Species of flowering plant

Artemisia pygmaea is a North American species of sagebrush in the aster family known by the common name pygmy sagebrush.

==Description==
Artemisia pygmaea is a small, cushion-like shrub growing up to about 20 centimeters (8 inches) in height. It is woody and grows from a taproot.

The small leaves are under a centimeter long and wide and are toothed or divided into several deep lobes.

The flower heads contain 3 to 5 disc florets but no ray florets. It is dioecious, with male and female flowers occurring on separate individual plants. Blooming occurs in August and September.

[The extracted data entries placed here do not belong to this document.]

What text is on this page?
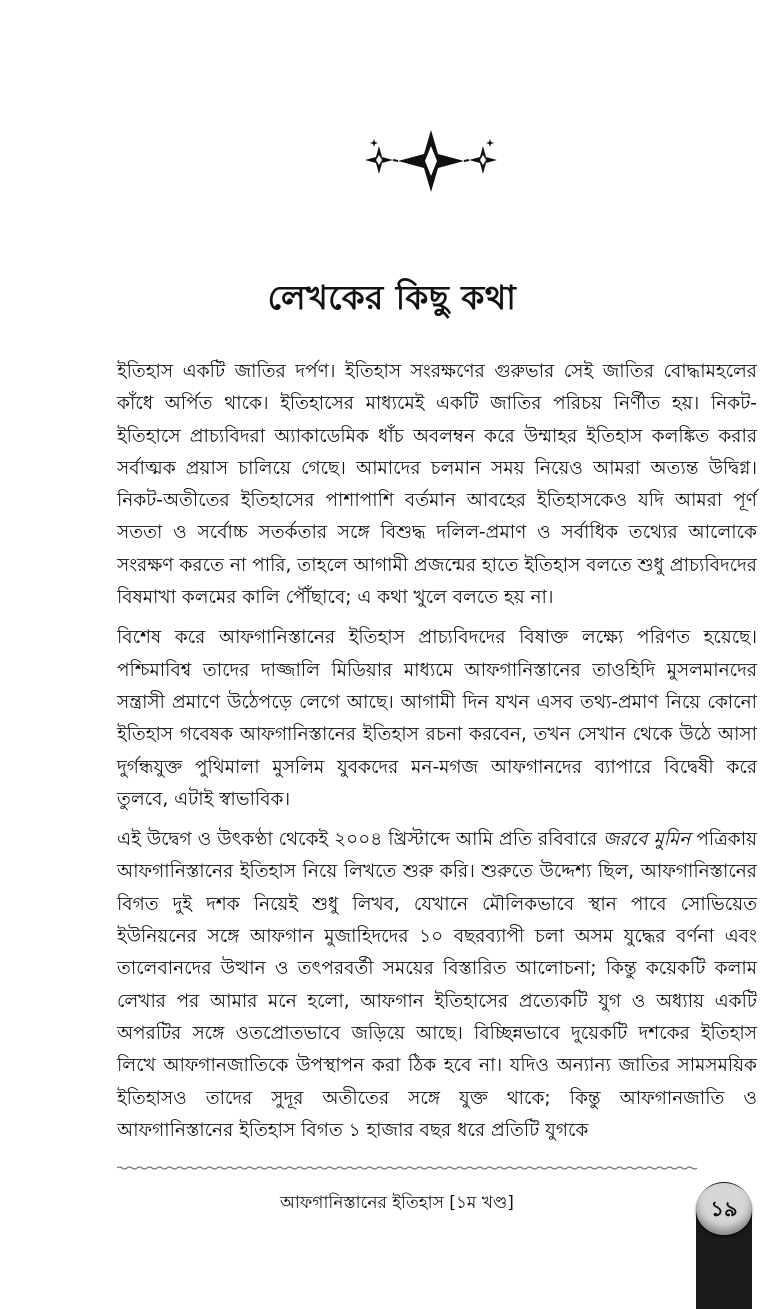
লেখকের কিছু কথা

ইতিহাস একটি জাতির দর্পণ। ইতিহাস সংরক্ষণের গুরুভার সেই জাতির বোদ্ধামহলের কাঁধে অর্পিত থাকে। ইতিহাসের মাধ্যমেই একটি জাতির পরিচয় নির্ণীত হয়। নিকট-ইতিহাসে প্রাচ্যবিদরা অ্যাকাডেমিক ধাঁচ অবলম্বন করে উম্মাহর ইতিহাস কলঙ্কিত করার সর্বাত্মক প্রয়াস চালিয়ে গেছে। আমাদের চলমান সময় নিয়েও আমরা অত্যন্ত উদ্বিগ্ন। নিকট-অতীতের ইতিহাসের পাশাপাশি বর্তমান আবহের ইতিহাসকেও যদি আমরা পূর্ণ সততা ও সর্বোচ্চ সতর্কতার সঙ্গে বিশুদ্ধ দলিল-প্রমাণ ও সর্বাধিক তথ্যের আলোকে সংরক্ষণ করতে না পারি, তাহলে আগামী প্রজন্মের হাতে ইতিহাস বলতে শুধু প্রাচ্যবিদদের বিষমাখা কলমের কালি পৌঁছাবে; এ কথা খুলে বলতে হয় না।

বিশেষ করে আফগানিস্তানের ইতিহাস প্রাচ্যবিদদের বিষাক্ত লক্ষ্যে পরিণত হয়েছে। পশ্চিমাবিশ্ব তাদের দাজ্জালি মিডিয়ার মাধ্যমে আফগানিস্তানের তাওহিদি মুসলমানদের সন্ত্রাসী প্রমাণে উঠেপড়ে লেগে আছে। আগামী দিন যখন এসব তথ্য-প্রমাণ নিয়ে কোনো ইতিহাস গবেষক আফগানিস্তানের ইতিহাস রচনা করবেন, তখন সেখান থেকে উঠে আসা দুর্গন্ধযুক্ত পুথিমালা মুসলিম যুবকদের মন-মগজ আফগানদের ব্যাপারে বিদ্বেষী করে তুলবে, এটাই স্বাভাবিক।

এই উদ্বেগ ও উৎকণ্ঠা থেকেই ২০০৪ খ্রিস্টাব্দে আমি প্রতি রবিবারে জরবে মুমিন পত্রিকায় আফগানিস্তানের ইতিহাস নিয়ে লিখতে শুরু করি। শুরুতে উদ্দেশ্য ছিল, আফগানিস্তানের বিগত দুই দশক নিয়েই শুধু লিখব, যেখানে মৌলিকভাবে স্থান পাবে সোভিয়েত ইউনিয়নের সঙ্গে আফগান মুজাহিদদের ১০ বছরব্যাপী চলা অসম যুদ্ধের বর্ণনা এবং তালেবানদের উত্থান ও তৎপরবর্তী সময়ের বিস্তারিত আলোচনা; কিন্তু কয়েকটি কলাম লেখার পর আমার মনে হলো, আফগান ইতিহাসের প্রত্যেকটি যুগ ও অধ্যায় একটি অপরটির সঙ্গে ওতপ্রোতভাবে জড়িয়ে আছে। বিচ্ছিন্নভাবে দুয়েকটি দশকের ইতিহাস লিখে আফগানজাতিকে উপস্থাপন করা ঠিক হবে না। যদিও অন্যান্য জাতির সামসময়িক ইতিহাসও তাদের সুদূর অতীতের সঙ্গে যুক্ত থাকে; কিন্তু আফগানজাতি ও আফগানিস্তানের ইতিহাস বিগত ১ হাজার বছর ধরে প্রতিটি যুগকে

আফগানিস্তানের ইতিহাস [১ম খণ্ড]	১৯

This is one of several plants parasitized by the parasitic plant Orobanche fasciculata.

==Distribution and habitat==
Artemisia pygmaea is native to regions of the Southwestern United States, encompassing parts of Nevada, Utah, Colorado, Arizona, and New Mexico. It is uncommon throughout much of its range but it can be locally abundant.

Artemisia pygmaea grows in very dry habitat types. It occurs in the desert grasslands, pinyon-juniper woodlands, and playas of the American southwest, especially in the Great Basin and Uinta Basin. It favors calcareous soils such as gypsum, and alkali soils, salty soils, and clay. It tolerates substrates in which few other plants will grow. Its small size is an adaptation to its dry habitat.